コイン・ペンダントが無くなった事に気付いて、私が盗んだと当たりを付けて、家を調べてきたんだろう。それでも、決定的なスリの証拠なんてあるはずがない。
ペンダントの事を訊かれても、知らぬ存ぜぬでやり過ごせばいい。
「えーと、どんなお話でしょうか?」
「立ち話もなんですし、どうぞ車に乗って下さい」
運転席に目を向けると、昨日駅ですれ違ったイケメン執事が座っていた。フロントガラス越しに会釈を見せるも、その目は全然笑ってない。

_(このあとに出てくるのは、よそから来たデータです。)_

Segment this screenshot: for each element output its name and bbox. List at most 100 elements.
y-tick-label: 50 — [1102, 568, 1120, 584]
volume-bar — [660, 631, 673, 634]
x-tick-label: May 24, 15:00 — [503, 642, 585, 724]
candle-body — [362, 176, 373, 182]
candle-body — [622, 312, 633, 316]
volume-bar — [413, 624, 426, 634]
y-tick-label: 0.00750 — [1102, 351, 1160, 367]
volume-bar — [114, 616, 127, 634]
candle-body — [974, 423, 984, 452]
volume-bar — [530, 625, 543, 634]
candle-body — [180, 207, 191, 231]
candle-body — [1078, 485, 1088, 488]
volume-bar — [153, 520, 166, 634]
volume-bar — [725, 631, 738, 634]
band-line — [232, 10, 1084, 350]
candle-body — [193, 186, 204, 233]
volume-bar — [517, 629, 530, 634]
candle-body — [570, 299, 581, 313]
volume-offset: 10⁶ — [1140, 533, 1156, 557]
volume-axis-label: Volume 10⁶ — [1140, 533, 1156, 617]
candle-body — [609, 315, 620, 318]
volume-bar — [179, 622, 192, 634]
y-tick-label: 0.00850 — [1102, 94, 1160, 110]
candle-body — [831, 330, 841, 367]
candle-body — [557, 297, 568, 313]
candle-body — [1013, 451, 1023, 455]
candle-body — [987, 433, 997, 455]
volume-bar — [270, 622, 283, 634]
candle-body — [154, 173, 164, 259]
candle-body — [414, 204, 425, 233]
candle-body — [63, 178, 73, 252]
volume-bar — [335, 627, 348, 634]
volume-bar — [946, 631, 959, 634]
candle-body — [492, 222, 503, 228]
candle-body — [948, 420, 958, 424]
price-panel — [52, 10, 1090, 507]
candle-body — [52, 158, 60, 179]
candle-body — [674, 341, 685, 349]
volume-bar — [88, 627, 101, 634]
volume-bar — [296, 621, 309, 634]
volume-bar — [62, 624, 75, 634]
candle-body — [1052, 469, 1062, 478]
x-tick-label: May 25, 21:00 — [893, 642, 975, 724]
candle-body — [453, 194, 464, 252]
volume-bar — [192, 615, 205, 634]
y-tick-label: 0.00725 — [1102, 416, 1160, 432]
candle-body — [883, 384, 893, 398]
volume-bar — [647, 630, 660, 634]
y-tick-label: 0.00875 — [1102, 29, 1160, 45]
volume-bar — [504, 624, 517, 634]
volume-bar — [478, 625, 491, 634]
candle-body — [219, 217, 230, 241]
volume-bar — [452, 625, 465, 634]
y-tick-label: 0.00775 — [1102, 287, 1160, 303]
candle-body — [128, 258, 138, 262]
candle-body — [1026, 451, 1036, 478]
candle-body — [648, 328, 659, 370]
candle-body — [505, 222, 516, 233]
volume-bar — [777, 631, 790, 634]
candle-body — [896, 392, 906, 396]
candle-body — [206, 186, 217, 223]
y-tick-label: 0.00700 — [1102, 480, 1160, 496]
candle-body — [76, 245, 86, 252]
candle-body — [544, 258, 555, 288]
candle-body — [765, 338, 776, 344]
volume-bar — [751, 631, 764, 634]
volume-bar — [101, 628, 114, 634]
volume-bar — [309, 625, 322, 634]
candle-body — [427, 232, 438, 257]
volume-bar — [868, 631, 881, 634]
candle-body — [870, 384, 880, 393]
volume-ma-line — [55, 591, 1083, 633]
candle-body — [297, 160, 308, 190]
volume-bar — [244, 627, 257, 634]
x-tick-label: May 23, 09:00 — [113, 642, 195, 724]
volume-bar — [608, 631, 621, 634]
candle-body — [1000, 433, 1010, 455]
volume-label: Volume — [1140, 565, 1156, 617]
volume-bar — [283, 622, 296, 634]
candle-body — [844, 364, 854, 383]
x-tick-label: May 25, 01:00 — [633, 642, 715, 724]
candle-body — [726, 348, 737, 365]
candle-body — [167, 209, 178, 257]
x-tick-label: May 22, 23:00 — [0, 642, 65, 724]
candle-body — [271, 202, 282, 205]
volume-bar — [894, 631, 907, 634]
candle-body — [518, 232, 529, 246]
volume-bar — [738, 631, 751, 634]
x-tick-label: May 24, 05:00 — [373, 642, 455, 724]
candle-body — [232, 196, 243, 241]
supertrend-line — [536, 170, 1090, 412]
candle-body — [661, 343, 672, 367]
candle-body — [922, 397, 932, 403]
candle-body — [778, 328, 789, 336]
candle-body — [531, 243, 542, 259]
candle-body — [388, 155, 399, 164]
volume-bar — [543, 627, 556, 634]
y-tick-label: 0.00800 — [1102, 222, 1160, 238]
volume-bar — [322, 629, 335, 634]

車はダメだ……ブレザーのポケットには、例のコインが入ってる。
乗ったが最後どこか遠くに連れてかれ、身体検査でもされたら一発だ。
ならいっその事――。
「あー、じゃあ、家の中で話そうよ」
「え、いいんですか?」
ぱああっと、暗い小径にゴスロリ笑顔の花が咲く。
何この子。もしかして私の事、全然疑ってない?
「私も同席してよろしいでしょうか」
運転席の扉が開くと、執事がハスキーなイケボを響かせた。
こっちは不信感を隠せていないわけだけど……断るわけにもいきませんよねえ。
「もちろん。家のガレージが空いてますから、車はそちらに停めて下さい」
「ありがとうございます」
まぁいい。家の中ならコインを隠すのは容易い。
あとは探偵気取りのゴスロリお嬢様を、どう煙に巻くか。
私はカーゲートを開きながら、必死に考えを巡らせていた。